Terry Bernardo, chairwoman of the county legislature for two years, sat quietly rereading her acceptance speech as the convention wound down toward adjournment before goading her nominators into acting. That suggests she might not be all that facile with the rigorous, sometimes surprising give-and-take of a live-wire campaign. Anyone challenging two-term incumbent Democrat Mike Hein had better come loaded for bear, and with a well-considered game plan.
Let’s rehash, as we say at the Stadium Diner. It appears Bernardo put together this “campaign” over the May 30-31 weekend. That she told almost no one is not unusual, stealth being the first rule of politics. That as reported she didn’t mention it to her husband Len Bernardo, chairman of the Independence Party and a candidate for county executive in 2008, is at least curious. Maybe he was busy at the understaffed (at least in the eyes of Hein) Skate Time roller rink they own in Accord.
That Len Bernardo was miffed after being blindsided by his wife was evidenced by his asking fellow chairman Rascoe to pull the plug on the Republican nomination. In turn, the fiercely independent Terry says she doesn’t have to ask her husband or anyone else permission to run for public office. Kudos to that, but there are common courtesies between cohabiting couples. For their sake, I’m hoping this local power pair gets past this bump, much like Hillary and Bill. Right now, it doesn’t sound like happy days in the Bernardo household.
For sure, both carry baggage after more than six years in the spotlight. Wheeler-dealer Len was never been a favorite with major party chairman who saw his Indies as annoying meddlers. More often than not, the tail (Bernardo) wagged the dog. Now it’s payback.
There was another aspect to Bernardo’s aborted run to nomination. Just before delegates filed into the nicely refurbished Chateau restaurant and banquet hall in Kingston (formerly Hillside Manor and before that LeHerb’s), she mentioned two advisors to her campaign. Former congressman John Sweeney and former state Supreme Court judge Tom Spargo were helping out, she said.

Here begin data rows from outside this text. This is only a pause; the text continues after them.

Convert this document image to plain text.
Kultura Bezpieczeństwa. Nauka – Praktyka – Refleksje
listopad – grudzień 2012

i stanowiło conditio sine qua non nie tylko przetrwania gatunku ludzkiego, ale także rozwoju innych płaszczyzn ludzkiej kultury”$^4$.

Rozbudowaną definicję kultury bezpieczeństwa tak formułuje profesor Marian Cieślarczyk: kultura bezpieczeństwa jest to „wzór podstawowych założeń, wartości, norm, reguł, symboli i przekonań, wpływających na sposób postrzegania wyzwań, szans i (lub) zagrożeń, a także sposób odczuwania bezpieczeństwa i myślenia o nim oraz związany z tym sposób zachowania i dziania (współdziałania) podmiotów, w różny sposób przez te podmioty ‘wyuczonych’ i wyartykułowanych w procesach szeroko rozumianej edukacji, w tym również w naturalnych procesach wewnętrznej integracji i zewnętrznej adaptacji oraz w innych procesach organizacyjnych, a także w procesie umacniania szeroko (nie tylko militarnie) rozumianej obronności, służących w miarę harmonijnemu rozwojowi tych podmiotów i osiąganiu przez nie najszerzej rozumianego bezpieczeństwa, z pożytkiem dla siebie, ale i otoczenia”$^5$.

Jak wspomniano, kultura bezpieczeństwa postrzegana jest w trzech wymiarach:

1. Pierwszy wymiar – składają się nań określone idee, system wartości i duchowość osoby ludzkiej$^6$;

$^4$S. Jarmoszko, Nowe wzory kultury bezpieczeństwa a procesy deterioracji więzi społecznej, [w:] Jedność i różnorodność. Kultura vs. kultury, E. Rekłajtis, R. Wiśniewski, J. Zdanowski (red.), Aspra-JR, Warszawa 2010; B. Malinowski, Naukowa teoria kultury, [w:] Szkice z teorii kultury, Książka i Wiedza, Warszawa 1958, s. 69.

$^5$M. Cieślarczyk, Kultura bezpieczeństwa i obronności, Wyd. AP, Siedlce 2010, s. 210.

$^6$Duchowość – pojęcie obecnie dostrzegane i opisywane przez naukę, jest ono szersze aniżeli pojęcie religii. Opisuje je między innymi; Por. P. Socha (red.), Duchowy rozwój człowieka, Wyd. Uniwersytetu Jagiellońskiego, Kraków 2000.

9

My jaw hit the pavement. I reminded Bernardo that Sweeney lost his seat to Kirsten Gillibrand amid charges of his spousal abuse in 2008, while Spargo was defrocked and sent to federal prison the year after upon conviction for shaking down lawyers before him for campaign contributions.
But Spargo is a recognized expert on election law, she said. So is former assemblyman H. Clark Bell of Woodstock, and with no such baggage, I suggested. Imagine what the righteous Hein would have done with that ammo.
As if a strong challenge from a well-placed and determined opponent weren’t enough, Saugerties/Ulster county legislator Dean Fabiano now has the burden of explaining a DWAI arrest (substantially reduced in Woodstock town court) in January 2014. The story broke in the Times Herald-Record last month.
According to the five-term Republican, he had a few pops with buds at Hot Rocks bar in Barclay Heights, not far from his home: “two drinks and a cheeseburger.” After that he was pulled over by a Saugerties town cop for an improper turn.
According to Fabiano, his blood-alcohol content tested at 0.06 percent (.08 is the legal limit for DWI) and he was charged with driving while ability impaired by alcohol. Cops drove him home. Both Saugerties town justices recused themselves, and the case was shifted to Woodstock. Fabiano pleaded to a minor traffic infraction, paid a $400 fine and attended the classes required by law. Under a plea bargain, charges were dismissed six months later.
What lingers on the Saugerties hot line is whether the five-term county legislator was treated differently than say, Joe Sixpack with a few drinks and a cheeseburger under his belt. Town police chief Joe Sinagra didn’t return a phone call.